【元日経新聞記者】宮崎信行の国会傍聴記

政治ジャーナリスト宮崎信行、50代はドンドン書いていきます。

自民弁護士「離婚後共同親権の民法改正で多数の案件が新たに裁判所に持ち込まれる」、立憲「裏金と経済安保は関連している」

2024年04月05日 18時15分33秒 | 第213回通常国会 令和6年2024年1月召集
[写真]世耕弘成さん、3年前の2021年4月、長野市で、宮崎信行撮影。

 宮崎信行は、2017年の「旧立憲」結党直後から、頼んだ記憶はありませんが、幹部日程、政調日程、衆参質問通告表、常任幹事会、次の内閣の机上配布資料をメールでいただいています。いちいち言うまでもない後ろ盾の岡田克也衆議院議員が「立憲」に入党する3年前です。それどころか「午前9時半 参議院議員総会」の日程は私が要求して自分が多少汗をかいたことで「党本部」から「衆議院第五控室」に流通するようになったので、記者クラブメディアにも感謝してほしいところです。国対は、辻元さん馬淵さんのときは国対委員長会談の日程は事前にもらえますが、安住淳さんが就任すると来なくなるので、これは、国民民主党の共有システムで教えてもらっています。国民さんもすべていただいています。非・記者クラブでは私一人です。

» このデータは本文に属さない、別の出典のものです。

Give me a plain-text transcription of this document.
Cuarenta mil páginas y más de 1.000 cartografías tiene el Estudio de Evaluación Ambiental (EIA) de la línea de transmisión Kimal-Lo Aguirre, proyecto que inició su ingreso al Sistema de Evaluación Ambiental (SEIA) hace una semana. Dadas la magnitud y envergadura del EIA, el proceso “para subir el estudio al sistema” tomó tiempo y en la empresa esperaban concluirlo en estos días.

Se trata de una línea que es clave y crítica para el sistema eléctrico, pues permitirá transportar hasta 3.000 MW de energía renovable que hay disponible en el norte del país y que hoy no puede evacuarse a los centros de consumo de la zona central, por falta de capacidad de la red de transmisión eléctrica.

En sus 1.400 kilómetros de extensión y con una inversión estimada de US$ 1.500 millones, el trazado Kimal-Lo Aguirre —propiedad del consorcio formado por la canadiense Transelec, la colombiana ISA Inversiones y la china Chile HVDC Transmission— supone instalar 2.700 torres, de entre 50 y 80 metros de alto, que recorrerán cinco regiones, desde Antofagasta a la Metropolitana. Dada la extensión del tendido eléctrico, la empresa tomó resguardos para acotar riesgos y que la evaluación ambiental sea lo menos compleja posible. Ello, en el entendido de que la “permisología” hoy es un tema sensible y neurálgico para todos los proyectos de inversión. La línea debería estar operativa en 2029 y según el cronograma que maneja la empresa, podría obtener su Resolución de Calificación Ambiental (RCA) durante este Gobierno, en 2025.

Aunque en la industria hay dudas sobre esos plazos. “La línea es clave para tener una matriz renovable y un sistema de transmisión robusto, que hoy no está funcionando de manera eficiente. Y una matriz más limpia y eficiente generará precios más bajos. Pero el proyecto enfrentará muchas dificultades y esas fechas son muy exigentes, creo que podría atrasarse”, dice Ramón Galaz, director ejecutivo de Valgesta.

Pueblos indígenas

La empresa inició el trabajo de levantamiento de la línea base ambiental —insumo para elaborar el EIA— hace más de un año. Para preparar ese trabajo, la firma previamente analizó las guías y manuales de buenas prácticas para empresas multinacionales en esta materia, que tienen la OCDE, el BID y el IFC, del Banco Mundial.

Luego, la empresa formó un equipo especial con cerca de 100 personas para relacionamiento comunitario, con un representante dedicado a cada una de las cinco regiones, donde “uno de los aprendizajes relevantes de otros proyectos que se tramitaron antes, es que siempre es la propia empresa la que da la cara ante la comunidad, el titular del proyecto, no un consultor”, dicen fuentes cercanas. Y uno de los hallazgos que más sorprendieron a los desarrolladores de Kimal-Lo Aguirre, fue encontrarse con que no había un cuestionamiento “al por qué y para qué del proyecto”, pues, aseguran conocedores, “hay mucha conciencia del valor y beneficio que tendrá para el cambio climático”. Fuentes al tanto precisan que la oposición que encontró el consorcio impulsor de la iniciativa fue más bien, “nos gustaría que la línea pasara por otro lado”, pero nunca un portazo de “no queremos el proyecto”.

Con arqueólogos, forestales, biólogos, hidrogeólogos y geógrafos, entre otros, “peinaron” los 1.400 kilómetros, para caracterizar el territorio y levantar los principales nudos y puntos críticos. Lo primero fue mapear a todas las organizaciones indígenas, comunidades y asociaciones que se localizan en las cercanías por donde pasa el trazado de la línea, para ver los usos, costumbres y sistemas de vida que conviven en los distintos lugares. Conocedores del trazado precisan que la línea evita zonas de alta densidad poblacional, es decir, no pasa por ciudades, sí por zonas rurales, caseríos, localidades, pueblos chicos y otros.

 昨夕のNC次の内閣は「トンビ」が8名ほどいたかと思いますが、大西健介代理と長妻昭政調会長のブリーフィングは、廊下の扉を開けっぱなしですが、トンビが耳のそばだてていることはないようです。ひょっとするとペーパーは直後にもらっているのかもしれません。記者も30名ほど出席しています。オンレコですが、党公式のアップはありません。

 15年前の政権交代期は、直嶋正行政調会長と細野豪志「政調副会長(兼)国対副委員長(兼)衆議院予算委員」がリードしていました。NCは「衆議院第十六控室」でやっていましたが、トンビが壁耳をしているとし、党本部の6階の大会議室に移してしまいました。判断を主導したのは当時の小沢一郎代表だったと思われます。これがスムーズな政権交代の障壁になった要因の一つです。

 昨日幹部の議員事務所長に「立憲選対は情勢調査が流出しない」とし私は「けしからん」と主張し、所長は「しっかりしている」と評価。その件はいったんおいて、今国会は重要法案目白押し国会ですから、政調の情報をどこまで漏洩していくかのコミュニケーションが大事となります。

 で、昨夕のブリーフィングで長妻さんが「NCで決定した22項目の附帯決議の案を政府与党が飲まなければ大変なことになる」と記者につぶやきましたが、経済安保法案は修正可決のうえ、22項目の附帯決議を立憲議員が読み上げて議了しました。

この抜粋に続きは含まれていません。